En Sıcak Konular

"Hükümet sormak zorunda değil!"

0 0 0000 00:00 tsi
Hükümetin AB'ye yapmış olduğu sözlü öneri, Genelkurmay ve Çankaya'dan tepkiyle karşılandı. Büyükanıt "en azından bildirilseydi" derken, Emekli Hakim Albay Ümit Kardaş karşı çıkıyor: "Askere sorulması gerekmez."

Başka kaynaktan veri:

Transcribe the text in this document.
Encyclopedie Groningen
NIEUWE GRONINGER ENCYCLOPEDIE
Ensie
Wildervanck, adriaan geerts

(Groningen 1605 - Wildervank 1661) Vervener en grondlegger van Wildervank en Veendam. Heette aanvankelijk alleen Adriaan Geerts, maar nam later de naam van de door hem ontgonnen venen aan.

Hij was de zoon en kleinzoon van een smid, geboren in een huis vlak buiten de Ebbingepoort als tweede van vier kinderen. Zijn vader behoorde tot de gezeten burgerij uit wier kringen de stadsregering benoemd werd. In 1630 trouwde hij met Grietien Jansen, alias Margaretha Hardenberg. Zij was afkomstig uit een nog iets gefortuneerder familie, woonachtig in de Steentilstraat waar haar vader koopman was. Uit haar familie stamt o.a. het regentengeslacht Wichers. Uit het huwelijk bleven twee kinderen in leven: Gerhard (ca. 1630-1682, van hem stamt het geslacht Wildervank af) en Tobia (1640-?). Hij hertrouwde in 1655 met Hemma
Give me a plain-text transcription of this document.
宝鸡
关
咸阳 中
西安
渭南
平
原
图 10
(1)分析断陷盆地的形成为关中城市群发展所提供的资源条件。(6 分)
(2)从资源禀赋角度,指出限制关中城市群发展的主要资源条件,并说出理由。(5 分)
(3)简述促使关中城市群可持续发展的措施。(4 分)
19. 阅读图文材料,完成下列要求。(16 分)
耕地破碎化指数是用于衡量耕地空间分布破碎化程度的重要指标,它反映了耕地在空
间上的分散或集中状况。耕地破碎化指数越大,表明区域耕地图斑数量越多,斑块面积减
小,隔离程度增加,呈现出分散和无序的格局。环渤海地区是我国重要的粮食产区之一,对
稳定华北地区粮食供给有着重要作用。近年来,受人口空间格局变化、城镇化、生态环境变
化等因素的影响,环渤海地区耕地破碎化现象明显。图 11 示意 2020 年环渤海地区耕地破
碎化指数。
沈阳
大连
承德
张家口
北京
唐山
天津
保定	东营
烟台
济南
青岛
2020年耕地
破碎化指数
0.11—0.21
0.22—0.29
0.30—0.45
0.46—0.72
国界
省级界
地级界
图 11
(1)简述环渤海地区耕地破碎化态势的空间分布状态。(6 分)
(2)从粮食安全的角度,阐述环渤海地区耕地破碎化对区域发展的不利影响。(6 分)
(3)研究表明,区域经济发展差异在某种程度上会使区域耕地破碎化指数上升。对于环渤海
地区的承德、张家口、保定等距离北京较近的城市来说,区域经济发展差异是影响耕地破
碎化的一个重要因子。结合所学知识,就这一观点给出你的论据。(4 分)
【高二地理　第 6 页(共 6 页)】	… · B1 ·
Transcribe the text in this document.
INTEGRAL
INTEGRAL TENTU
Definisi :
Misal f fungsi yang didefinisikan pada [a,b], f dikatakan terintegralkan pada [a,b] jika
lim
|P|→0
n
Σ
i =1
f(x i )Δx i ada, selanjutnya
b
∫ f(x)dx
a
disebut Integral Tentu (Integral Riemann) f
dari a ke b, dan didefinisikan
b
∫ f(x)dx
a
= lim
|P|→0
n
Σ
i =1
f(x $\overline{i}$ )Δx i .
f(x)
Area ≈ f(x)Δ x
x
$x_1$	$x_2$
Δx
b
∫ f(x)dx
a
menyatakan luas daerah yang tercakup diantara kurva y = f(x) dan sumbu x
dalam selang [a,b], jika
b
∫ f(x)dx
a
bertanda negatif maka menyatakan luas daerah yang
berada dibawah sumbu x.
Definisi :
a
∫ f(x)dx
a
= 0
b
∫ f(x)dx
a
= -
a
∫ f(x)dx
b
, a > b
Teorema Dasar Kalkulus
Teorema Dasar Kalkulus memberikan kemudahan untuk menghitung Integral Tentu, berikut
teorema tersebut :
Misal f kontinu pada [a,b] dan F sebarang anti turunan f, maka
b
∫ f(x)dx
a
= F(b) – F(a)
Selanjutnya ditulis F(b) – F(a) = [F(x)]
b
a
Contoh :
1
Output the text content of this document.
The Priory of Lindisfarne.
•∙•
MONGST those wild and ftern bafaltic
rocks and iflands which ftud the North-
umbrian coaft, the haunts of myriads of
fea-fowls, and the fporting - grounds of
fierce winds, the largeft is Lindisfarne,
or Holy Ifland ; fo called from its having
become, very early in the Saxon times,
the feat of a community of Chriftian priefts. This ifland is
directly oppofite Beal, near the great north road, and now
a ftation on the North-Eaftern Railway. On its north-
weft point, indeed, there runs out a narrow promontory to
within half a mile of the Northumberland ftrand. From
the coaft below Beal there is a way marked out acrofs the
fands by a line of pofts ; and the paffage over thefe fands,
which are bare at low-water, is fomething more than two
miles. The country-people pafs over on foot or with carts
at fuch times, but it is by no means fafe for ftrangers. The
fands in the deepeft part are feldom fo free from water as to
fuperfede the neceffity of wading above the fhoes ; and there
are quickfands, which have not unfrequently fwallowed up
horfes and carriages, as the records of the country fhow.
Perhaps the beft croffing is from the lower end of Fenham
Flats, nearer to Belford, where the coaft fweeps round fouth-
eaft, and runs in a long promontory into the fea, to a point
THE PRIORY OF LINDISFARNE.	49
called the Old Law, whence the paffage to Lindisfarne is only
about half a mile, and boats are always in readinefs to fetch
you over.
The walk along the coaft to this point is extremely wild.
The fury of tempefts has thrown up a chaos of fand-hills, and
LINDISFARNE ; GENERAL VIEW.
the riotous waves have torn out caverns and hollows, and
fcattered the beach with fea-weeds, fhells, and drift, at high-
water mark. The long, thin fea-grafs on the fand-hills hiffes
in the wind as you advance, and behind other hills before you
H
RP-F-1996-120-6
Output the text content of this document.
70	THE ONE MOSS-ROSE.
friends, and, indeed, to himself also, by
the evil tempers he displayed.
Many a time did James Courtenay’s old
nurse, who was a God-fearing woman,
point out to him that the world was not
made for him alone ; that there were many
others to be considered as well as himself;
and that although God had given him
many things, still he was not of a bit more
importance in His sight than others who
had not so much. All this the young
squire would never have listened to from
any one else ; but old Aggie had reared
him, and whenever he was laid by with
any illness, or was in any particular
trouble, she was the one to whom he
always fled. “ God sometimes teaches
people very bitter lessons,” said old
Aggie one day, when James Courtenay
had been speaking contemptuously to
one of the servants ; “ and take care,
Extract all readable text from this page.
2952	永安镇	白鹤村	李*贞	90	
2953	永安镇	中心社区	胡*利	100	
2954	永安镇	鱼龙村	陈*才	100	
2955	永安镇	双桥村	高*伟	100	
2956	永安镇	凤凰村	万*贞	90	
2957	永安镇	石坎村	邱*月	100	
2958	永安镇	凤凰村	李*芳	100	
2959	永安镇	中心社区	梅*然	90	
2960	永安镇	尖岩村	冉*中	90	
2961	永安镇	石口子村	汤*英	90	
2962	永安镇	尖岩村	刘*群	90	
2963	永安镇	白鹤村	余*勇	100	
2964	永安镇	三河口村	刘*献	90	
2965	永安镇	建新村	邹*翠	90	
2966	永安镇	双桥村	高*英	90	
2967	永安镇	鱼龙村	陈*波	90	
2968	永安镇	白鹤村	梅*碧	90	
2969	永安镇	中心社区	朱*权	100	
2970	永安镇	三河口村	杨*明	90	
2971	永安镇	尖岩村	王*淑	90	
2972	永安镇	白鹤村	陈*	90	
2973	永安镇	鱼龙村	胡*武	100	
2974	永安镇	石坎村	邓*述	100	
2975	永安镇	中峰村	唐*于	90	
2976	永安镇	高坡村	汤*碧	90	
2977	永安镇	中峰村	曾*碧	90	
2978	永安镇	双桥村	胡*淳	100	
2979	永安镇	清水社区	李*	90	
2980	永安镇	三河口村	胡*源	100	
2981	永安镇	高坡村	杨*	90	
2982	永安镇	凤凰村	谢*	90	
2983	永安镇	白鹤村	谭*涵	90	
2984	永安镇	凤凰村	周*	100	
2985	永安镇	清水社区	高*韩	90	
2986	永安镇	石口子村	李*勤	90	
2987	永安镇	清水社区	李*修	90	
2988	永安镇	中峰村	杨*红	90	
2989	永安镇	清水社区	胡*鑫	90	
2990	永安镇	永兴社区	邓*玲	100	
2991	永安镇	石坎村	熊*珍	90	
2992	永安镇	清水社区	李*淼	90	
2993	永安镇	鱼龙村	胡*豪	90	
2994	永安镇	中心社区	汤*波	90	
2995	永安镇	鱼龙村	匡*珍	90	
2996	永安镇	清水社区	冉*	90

Şerif Mardin'in merkez-çevre irdelemesi “Türkiye gerçeği” bağlamında soruna çözümleyici bir ışık tutuyor; merkez daima çevrenin niyetlerinden kuşku duymuş, çevre de merkeze duyduğu güvensizlik nedeniyle merkezle işbirliğine gitmemiş ve sürekli bir gerilim ve çatışma ortamı doğmuştur. Ümit Kardaş'a göre de, bu gerilim merkezin rahatlıkla hukuk dışına çıkmasına neden olmuştur.

Hukuk dışına çıkan bir merkez…

Merkezde devlet var. Hukuk karşısında boyun eğmeyen, kutsanmışların ve dokunulmazların hüküm sürdüğü, çevreyi merkeze kurban eden, içe kapanık bir yapı.

Siyasilerini aşağılayan, onları hizaya çağıran, ikincilleştirmeye çalışan, gerektiğinde asan, merkezden gelen bürokratlarını ise koruyan, güçlendiren bir anlayış…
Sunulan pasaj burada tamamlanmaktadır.